Nov. 17, 2016 (Tempus, Inc.) – The U.S. Dollar is holding on to its recent advances and is trending positively at the moment of writing following the release of good inflation data. Consumer Price Index figures fell in line with expectations and showed improvement from last month. Year-on-year growth fell in line with the estimated 1.6% and month-over-month registered at the exact forecast 0.4%.

Initial as well as Continuing jobless claims fell below expectations, a sign of continuing labor health. Steady numbers are certainly boosting the dollar’s prospects as we get closer to a potential rate hike in December. The Fed’s Yellen’s foreseen hawkish comments from earlier this morning are also helping the ongoing appreciation.

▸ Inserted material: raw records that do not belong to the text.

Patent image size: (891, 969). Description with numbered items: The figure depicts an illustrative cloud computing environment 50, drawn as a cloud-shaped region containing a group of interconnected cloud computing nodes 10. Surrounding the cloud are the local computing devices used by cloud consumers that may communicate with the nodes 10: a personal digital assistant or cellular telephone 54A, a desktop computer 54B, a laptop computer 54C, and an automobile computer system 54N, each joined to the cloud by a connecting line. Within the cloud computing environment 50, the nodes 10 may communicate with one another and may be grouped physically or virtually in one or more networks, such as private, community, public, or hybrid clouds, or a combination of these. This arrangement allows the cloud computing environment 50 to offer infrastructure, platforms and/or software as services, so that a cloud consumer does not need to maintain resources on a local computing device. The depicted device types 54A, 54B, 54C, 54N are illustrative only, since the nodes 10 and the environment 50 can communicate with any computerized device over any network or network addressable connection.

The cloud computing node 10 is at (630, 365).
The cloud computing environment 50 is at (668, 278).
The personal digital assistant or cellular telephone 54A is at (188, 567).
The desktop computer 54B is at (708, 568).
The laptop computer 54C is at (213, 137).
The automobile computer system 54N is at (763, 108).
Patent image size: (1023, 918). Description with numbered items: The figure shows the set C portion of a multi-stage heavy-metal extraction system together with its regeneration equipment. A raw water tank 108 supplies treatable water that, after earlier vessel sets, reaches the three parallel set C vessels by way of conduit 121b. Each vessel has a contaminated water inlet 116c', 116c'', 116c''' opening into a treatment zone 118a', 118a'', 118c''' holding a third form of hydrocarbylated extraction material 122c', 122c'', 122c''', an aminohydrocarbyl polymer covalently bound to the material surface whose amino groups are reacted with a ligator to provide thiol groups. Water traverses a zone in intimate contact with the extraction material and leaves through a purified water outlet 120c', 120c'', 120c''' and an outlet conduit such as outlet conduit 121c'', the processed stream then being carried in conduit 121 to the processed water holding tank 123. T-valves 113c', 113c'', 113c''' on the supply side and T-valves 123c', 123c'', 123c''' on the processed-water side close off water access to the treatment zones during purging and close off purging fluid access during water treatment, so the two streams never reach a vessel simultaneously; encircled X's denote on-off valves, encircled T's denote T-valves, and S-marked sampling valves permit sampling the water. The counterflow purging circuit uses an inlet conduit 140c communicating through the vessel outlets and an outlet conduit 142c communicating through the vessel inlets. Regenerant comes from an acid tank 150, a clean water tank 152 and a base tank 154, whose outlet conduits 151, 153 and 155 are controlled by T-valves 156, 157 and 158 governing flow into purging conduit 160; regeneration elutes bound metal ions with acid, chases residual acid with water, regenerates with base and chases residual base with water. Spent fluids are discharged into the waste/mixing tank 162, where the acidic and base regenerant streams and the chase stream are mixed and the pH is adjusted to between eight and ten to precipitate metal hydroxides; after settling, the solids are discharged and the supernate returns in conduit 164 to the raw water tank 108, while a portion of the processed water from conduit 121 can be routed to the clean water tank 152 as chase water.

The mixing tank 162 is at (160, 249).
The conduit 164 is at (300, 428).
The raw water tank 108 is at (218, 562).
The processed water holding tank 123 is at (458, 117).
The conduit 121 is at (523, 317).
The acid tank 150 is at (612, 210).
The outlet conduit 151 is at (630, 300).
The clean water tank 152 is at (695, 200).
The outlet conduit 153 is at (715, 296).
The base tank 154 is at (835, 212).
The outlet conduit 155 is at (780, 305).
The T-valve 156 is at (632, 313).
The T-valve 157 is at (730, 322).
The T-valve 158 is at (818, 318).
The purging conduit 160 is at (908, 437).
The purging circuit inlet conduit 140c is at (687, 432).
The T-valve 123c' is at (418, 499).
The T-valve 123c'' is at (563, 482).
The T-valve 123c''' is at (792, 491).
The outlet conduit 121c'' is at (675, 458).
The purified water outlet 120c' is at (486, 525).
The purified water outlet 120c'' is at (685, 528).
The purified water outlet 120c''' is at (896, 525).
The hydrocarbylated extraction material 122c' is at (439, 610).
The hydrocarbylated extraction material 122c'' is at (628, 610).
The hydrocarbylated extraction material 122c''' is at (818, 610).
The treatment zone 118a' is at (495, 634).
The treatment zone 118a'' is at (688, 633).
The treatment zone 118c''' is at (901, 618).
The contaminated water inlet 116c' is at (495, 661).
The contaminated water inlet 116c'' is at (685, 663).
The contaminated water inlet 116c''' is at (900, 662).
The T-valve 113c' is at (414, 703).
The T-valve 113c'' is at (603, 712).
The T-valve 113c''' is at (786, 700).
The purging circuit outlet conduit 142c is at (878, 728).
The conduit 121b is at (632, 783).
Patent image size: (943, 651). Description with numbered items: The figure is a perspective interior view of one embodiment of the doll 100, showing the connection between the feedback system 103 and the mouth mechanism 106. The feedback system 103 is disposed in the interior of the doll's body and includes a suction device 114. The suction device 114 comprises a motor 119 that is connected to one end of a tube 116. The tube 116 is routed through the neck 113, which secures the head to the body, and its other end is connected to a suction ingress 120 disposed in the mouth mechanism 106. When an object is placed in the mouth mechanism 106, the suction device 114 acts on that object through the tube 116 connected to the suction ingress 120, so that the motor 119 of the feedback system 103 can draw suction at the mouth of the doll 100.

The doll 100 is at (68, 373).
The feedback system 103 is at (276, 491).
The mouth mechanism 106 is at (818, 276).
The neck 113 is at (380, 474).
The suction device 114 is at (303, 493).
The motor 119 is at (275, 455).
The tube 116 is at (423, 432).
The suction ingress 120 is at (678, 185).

Oil prices rose with the news of another possible agreement between OPEC members to curtail production. Mexican Peso and Canadian Dollar are not likely to recover much ground, but their depreciation has slowed down. MXN is 2.8% away from its worst level on record and CAD is trading at it weakest level since March 1st.


The Pound is holding its tight ranges despite detrimental statements surrounding the Brexit process. Reactions to the terms of the separation have been strong recently, casting further doubt on a successful and mutually beneficial accord once Article 50 is invoked. Nevertheless, the UK economy does not want to hear it.

Fundamentals such as Unemployment and Retail Sales have exceeded expectations with the UK jobless rate falling to 4.8% and sales up 1.9%. We believe GBP has room for losses, especially weighing in policy divergence, but thus far post-U.S. election its downside risks have diminished.


The currency of the rising sun is currently trading around its worst levels since the beginning of June. Although JPY gained mostly from havoc in markets this year, it is down by 8.0% since election results came out last week.

In addition to markets flourishing, the Yen is now falling as a result of the Bank of Japan’s brand new fixed-rate operations buying program in which they will start purchasing unlimited two and five-year bonds at (-0.09%) and (0.04%). The approach is more of a statement since it got no offers and its goal is to control the yield curve in the midst of a turbulent bonds market this year.